Shorter week for Fife primary school pupils is ruled out

Plans for a shorter school week at primary school have been pulled.
Plans for a shorter school week at primary school have been pulled.

The idea of reducing the school day in primary schools – which may have seen pupils being given a half day on Fridays – is now “off the table”.

And Fife Council leader David Ross has also stated that the Labour administration will not be accepting future cuts in the education budget.

Changes to the school week, both in secondaries and primaries, as well as re-designing leadership models, were put before parents and teachers at a series of meetings towards the end of last year.

The suggestion of cutting the primary school week from 25 hours to 22.5 hours to match the time teachers spend in the classroom proved particularly controversial.

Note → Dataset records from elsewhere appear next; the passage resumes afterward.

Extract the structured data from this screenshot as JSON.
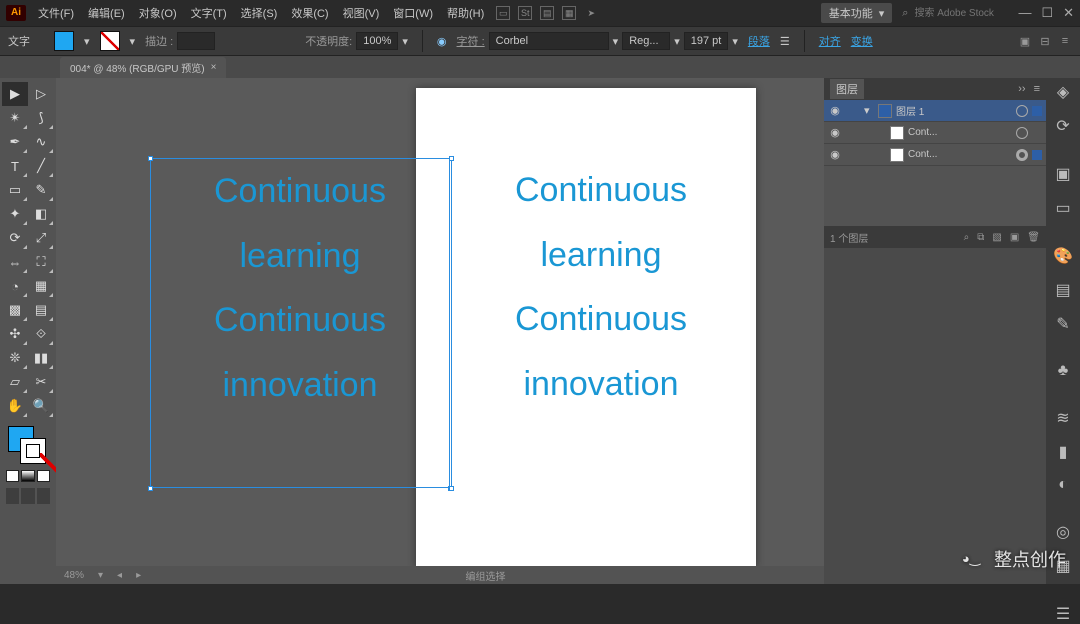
{
  "menu": [
    "文件(F)",
    "编辑(E)",
    "对象(O)",
    "文字(T)",
    "选择(S)",
    "效果(C)",
    "视图(V)",
    "窗口(W)",
    "帮助(H)"
  ],
  "workspace_label": "基本功能",
  "search_placeholder": "搜索 Adobe Stock",
  "optionbar": {
    "tool_label": "文字",
    "stroke_label": "描边 :",
    "stroke_val": "",
    "opacity_label": "不透明度:",
    "opacity_val": "100%",
    "char_label": "字符 :",
    "font": "Corbel",
    "style": "Reg...",
    "size": "197 pt",
    "para": "段落",
    "align": "对齐",
    "transform": "变换"
  },
  "document_tab": "004* @ 48% (RGB/GPU 预览)",
  "canvas_text": "Continuous\nlearning\nContinuous\ninnovation",
  "statusbar": {
    "zoom": "48%",
    "other": "编组选择"
  },
  "layers_panel": {
    "title": "图层",
    "rows": [
      {
        "name": "图层 1",
        "sel": true,
        "top": true
      },
      {
        "name": "Cont...",
        "sel": false,
        "top": false
      },
      {
        "name": "Cont...",
        "sel": false,
        "top": false
      }
    ],
    "footer": "1 个图层"
  },
  "watermark": "整点创作"
}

Cllr Ross said: ““The current education engagement on future approaches to improving education in Fife has been a major success with over 1500 people participating in engagement meetings and further meetings with parent councils. This engagement is, and remains, separate from the budget process.

“There is general agreement around some issues discussed as part of the education engagement process, for instance the embedding of employability in secondary education and the broadening of the options on offer at that level.

“However there is significant public concern regarding the possibility of reducing the school day in primary schools.

“Our education officials still hold the view that there would be educational benefits from this approach. However it is clear that the case for this approach has not been made.

“Unless and until the concerns expressed can be addressed and alleviated, and unless there is clear evidence to support this approach then it is off the table as far as our administration is concerned.”

Cllr Ross added that education was a major priority, and that is should be funded properly by the Scottish Government.

“We estimate that Fife needs at least £27m additional funding from Holyrood to maintain current levels of education provision over the next three years,” he said.

“We will be pressing the Scottish Government vigorously in the coming months to provide the level of funding we need in Fife for our education system.”

Independent councillor Bryan Poole, executive spokesman for education, said he believed changing the school week in primary schools would have been of benefit, but he accepted this wasn’t the view of the majority of parents.

“I supported the idea as I believed it would free up time to help us develop the best possible teachers, but we have always said we would only go ahead with the support of parents and teachers.”

However, he added he was disappointed a decision had been taken before the education service had been given the chance to present the findings of its engagement process, and had been angered by the “politicisation” of the the issues being discussed.

Earlier this week, Cllr Tim Brett, Liberal Democrat group leader, and his party’s Scottish leader, Willie Rennie MSP, claimed there had been insufficient evidence to show that the changes would not have a detrimental effect on the quality of education in Fife.

And Fife’s SNP councillors said they would oppose any proposals to send pupils home early one day a week to save money on teaching posts.

Cllr Douglas Chapman, the SNP’s education spokesman, said: “This has been roundly condemned by parents, teachers and pupils despite a very one-sided ‘consultation’ by the council.”